Densho Digital Archive
Loni Ding Collection
Title: Spark M. Matsunaga Interview
Narrator: Spark M. Matsunaga
Interviewer: Loni Ding
Location: San Francisco, California
Date: April 17, 1987
Densho ID: denshovh-mspark-01-0006

<Begin Segment 6>

LD: So you understand, what is your understanding of the position, the motivation, of those people who refused the draft, who resisted draft, the sixty-three or so that came out of Heart Mountain and ultimately went to Leavenworth. What do you feel about draft resisters?

SM: Well, of course, there were many like Tashiro who went through experiences such as that. There were, in fact, five recorded killings of those -- at least five -- of those who had gone to close to the barbed wire fences and killed on the spot. And there were other instances, many, where, well, the Commission's report, the nine-member Commission report, which was submitted to the Congress in 1983 relates many incidents such as, where the father of the family, the elderly, was in dire need of medical assistance, medical treatment, but was given none because there were no medical facilities in the camps. And he died as a consequence. There was a case of a retarded child who was not allowed to go with the family into these camps. They wanted to take the child, too, because they said they wouldn't allow any retarded child into the camp. So the child was left at some foster care home, and shortly thereafter died. And if you had had these personal experiences, well, it takes much, much more than human effort to say, "Okay, I will volunteer for service, I'll go to combat to prove my loyalty."
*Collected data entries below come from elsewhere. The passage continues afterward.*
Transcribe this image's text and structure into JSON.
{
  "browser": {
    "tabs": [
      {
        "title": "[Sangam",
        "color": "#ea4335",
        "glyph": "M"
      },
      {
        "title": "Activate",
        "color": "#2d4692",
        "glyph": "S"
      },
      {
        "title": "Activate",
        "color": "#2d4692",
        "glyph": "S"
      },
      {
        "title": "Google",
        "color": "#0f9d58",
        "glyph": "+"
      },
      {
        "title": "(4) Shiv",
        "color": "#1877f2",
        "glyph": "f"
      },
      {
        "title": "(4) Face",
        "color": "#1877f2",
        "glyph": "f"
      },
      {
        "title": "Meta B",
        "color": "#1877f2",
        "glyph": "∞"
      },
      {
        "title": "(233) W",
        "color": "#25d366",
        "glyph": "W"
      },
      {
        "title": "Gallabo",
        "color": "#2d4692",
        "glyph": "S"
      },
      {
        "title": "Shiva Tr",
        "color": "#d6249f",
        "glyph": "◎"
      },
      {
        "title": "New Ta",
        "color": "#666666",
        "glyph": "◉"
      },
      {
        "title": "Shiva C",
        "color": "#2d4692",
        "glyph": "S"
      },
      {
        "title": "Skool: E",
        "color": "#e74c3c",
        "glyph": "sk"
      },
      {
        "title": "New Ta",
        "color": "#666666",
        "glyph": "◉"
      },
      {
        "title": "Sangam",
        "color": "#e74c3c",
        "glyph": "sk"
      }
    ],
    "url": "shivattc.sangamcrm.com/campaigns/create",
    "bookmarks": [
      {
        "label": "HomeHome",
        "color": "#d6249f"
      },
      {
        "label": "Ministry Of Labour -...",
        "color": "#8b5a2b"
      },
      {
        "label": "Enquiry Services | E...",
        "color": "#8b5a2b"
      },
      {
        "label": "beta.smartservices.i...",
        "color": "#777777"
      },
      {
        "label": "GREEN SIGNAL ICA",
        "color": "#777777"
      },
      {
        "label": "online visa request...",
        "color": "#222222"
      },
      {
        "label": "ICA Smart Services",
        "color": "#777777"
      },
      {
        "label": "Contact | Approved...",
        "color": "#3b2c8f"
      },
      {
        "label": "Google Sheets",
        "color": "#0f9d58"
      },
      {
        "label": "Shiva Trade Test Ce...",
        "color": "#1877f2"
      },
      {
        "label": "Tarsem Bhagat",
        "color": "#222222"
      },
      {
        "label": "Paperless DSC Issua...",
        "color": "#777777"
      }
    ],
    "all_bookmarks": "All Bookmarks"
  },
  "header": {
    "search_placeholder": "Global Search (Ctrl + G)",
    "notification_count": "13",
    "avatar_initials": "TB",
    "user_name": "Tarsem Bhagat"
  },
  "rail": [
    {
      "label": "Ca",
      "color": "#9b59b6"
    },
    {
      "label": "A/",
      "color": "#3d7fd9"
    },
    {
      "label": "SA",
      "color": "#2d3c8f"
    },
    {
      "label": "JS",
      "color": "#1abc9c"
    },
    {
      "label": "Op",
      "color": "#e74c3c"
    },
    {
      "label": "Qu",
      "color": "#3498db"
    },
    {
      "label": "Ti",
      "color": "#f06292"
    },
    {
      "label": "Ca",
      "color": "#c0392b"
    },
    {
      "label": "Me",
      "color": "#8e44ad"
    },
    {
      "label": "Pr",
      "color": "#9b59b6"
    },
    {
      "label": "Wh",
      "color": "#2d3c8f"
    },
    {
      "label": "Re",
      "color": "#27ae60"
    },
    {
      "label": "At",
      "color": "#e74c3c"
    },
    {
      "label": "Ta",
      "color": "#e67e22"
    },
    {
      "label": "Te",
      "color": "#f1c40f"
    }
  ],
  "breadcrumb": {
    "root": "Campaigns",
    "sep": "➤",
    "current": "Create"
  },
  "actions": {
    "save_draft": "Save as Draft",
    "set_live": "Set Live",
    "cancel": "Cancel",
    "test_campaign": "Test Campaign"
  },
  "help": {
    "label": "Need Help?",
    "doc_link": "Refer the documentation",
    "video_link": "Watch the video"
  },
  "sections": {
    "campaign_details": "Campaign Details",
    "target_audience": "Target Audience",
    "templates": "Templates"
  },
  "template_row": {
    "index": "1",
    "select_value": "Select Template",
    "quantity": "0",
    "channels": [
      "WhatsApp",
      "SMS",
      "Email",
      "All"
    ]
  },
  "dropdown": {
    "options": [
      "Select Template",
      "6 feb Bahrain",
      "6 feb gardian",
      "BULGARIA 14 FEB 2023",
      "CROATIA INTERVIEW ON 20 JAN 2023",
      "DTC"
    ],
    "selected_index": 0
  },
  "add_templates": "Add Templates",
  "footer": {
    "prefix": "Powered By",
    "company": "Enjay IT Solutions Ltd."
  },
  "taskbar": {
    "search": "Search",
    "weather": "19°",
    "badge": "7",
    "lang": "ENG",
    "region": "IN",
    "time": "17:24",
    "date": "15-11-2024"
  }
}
LD: What about those draft resisters or army protesters who were already in the army who decided to not go on to the service who felt that they were not only not willing to cooperate because the government mistreated, but also who felt they were defending their constitutional rights?

SM: Well, I think as Americans, they were trying to prove a point. And they were those, as you know, who violated curfew laws in order to be intentionally arrested. There was the case of Yasui, for example, who unfortunately passed away before his case could be reheard by the Supreme Court. And the Supreme Court has now decided to hear those cases because of new evidence which had in fact been suppressed by the government prosecution. And I think if those cases are reheard now with the new evidence put into trial, I think they might come forth with a new decision on the part of the courts. And if that happens, it will prove that those who had objected to complying with orders which they felt unconstitutional will have a really, perform a great service to this country. Because in this bicentennial year, when we celebrate the adoption of that great document we call the Constitution, the one big blot on that document is the treatment, the denial of life, liberty and justice to a group of Americans for no reason other than they were of Japanese ancestry. And I have appealed to my colleagues in the Congress, especially the Senate, and I was able to get a co-sponsorship, a total of seventy-one, for my bill to compensate those who had been confined in these camps. I appealed to them on the basis that in this year of celebrating the bicentennial of that great document, let us remove that one blot on it by passing the redress bill. And that has, I think, brought about the response that I have received so far.

LD: They do see that? Do you feel that when you make that argument, they see it as a blot on -- your colleagues -- have seen it as a blot?

SM: Yes, and many of them have decided to co-sponsor with me because of that.

LD: What do you think of someone like John McCloy's, John J. McCloy's position?

SM: Well, I think he...

LD: "I think John J. McCloy..."

SM: He made a position, he took a position from which, whether because of age or because of refusal to admit to an error at the time, he keeps on saying what he does. But Earl Warren, on the other hand, who was very active in the evacuation of Japanese Americans from the West Coast and California in particular, when he was attorney general for the state at that time, in his autobiography and before a group of Sansei, Yonsei, that is, Japanese Americans of third and fourth generation, apologized to them. And he admitted in his autobiography that it was the greatest mistake he ever made in his life. So there are those who, upon reflection, find that it was a mistake, prompted more by political expediency at that time.